Bij Farao aangekomen krijgt hij de twee dromen voorgelegd. De één gaat over zeven koeien die door zeven anderen worden opgegeten, de andere over zeven korenaren die ook door zeven anderen worden opgegeten.

De uitleg die Jozef van God krijgt luidt dat er zeven jaar van overvloed zouden komen en daarna zeven jaar van hongersnood. Zijn advies is om in de jaren van overvloed twintig procent opzij te leggen zodat zij een reserve hebben voor de hongersnood. Farao accepteert dat idee en maakt Jozef onderkoning van Egypte, nadat hij hem alweer een nieuwe mantel heeft gegeven. Ditmaal, en dit is de enige keer in deze geschiedenis wordt erbij gezegd van welke stof hij is gemaakt, namelijk van linnen. Linnen klederen waren in het oude testament gereserveerd voor de priesterklasse, hij wordt dus priester. Dat dat zo is wordt duidelijk uit vers 45 van hoofdstuk 41 want hij trouwt met de dochter van de priester van On.

 

Wij hebben nu iemand die drie verschillende functies in zich verenigt, dat van priester, profeet en die van (onder)koning. In het oude testament zien wij die drie functies ook bij de aartsvaders, Abraham, Izaäk en Jakob verenigen ook die drie functies in zich. Maar als wij verder in de bijbel komen zien wij dat die drie functies meestal aan verschillende mensen toebehoren. Het is zelfs zo dat alleen uit de stam van Juda de koning kon komen, en uit de stam van Levi kwamen de priesters, de profeten konden uit iedere andere stam komen. Het is pas in Jezus dat wij die drie functies weer verenigd zien.

 

Daarom is Jozef een beeld van de Verlosser die komen zou. Hij, Jezus, is de koning der koningen, Hij is de Hogepriester van een nieuw verbond, en Hij is de vervulling van alle profetieën, die Hij ook zelf aan de profeten heeft gegeven. Vergeet niet dat ook bij Jezus Zijn kleding wordt verwijderd voordat men Hem naakt kruisigt. Zijn mantel komt in handen van zondaars uit de heidenen. Ook wij zijn zondaars uit de heidenen, ook wij zullen eens de klederen van Zijn gerechtigheid dragen.

 

En waarom al die mantels? Ik denk dat zij uiteindelijk verwijzen naar de klederen van Christus gerechtigheid, die hij voor ons heeft verdiend. In het verhaal van Jozef wordt niet één van zijn mantels door hemzelf gekocht, zij zijn een gift, samen met de functie die daarbij hoort.  Zo zal het ook met ons zijn, als wij bij de wederkomst onze klederen die bezoedeld zijn door de zonden afleggen, en dan de bruiloftsklederen aandoen die wij van de bruidegom krijgen. Hij zal al ónze zonden nemen en wij krijgen al Zijn gerechtigheid. Dat lichtkleed dat de zondeloze Adam verloor in de hof zullen wij weer voor eeuwig kunnen dragen, de klederen die wij bezoedeld hebben door onze zonden zullen gereinigd worden in het bloed van het Lam. [Of is het toch een Bokje?]

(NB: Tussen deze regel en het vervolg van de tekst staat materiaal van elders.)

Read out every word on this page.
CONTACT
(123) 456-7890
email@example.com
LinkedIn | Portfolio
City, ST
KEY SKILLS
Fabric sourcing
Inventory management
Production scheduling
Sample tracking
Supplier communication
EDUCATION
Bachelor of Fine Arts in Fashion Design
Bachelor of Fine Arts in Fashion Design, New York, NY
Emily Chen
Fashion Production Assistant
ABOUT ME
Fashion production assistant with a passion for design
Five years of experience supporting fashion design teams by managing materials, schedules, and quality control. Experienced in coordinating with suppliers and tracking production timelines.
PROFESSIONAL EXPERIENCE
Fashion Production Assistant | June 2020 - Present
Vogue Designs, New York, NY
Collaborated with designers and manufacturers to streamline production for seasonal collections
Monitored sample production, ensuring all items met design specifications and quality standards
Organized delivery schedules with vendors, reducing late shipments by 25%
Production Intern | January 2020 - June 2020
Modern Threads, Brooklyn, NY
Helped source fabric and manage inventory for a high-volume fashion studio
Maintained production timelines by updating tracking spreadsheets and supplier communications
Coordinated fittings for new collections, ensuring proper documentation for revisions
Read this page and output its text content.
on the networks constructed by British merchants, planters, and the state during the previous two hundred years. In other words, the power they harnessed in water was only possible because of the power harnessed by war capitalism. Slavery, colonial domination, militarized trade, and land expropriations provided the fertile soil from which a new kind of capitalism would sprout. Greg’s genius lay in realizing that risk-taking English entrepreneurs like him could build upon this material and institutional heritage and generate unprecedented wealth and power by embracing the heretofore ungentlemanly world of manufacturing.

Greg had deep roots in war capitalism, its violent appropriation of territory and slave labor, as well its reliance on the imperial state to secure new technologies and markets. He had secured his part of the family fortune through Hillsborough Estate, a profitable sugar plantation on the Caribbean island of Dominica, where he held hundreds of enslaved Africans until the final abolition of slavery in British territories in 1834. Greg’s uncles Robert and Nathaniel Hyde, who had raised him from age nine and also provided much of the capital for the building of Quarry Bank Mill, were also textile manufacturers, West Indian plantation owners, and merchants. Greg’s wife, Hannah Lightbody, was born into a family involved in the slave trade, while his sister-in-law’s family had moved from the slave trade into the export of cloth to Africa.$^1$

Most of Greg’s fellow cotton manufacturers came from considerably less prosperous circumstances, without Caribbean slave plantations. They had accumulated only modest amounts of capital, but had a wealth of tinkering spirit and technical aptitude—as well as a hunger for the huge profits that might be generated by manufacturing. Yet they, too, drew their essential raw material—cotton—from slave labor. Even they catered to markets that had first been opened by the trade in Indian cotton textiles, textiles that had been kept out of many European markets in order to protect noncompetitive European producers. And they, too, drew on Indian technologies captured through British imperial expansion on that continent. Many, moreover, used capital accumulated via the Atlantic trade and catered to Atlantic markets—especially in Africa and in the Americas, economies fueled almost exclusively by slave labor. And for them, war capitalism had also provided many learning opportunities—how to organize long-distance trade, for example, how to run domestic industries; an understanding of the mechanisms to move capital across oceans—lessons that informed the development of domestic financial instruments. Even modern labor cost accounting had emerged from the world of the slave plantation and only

Als dat de uiteindelijke boodschap is van het verhaal van Jozef, dan was het niet alleen belangrijk voor zijn tijd maar ook voor de onze. Dan is het een geschiedenis waar wij eeuwig van kunnen blijven leren.

 

Piet Westein

 

P.S.

              

Van Jozef kunnen wij zeggen: En hij leefde nog lang en gelukkig. Zonder dat het een sprookje is.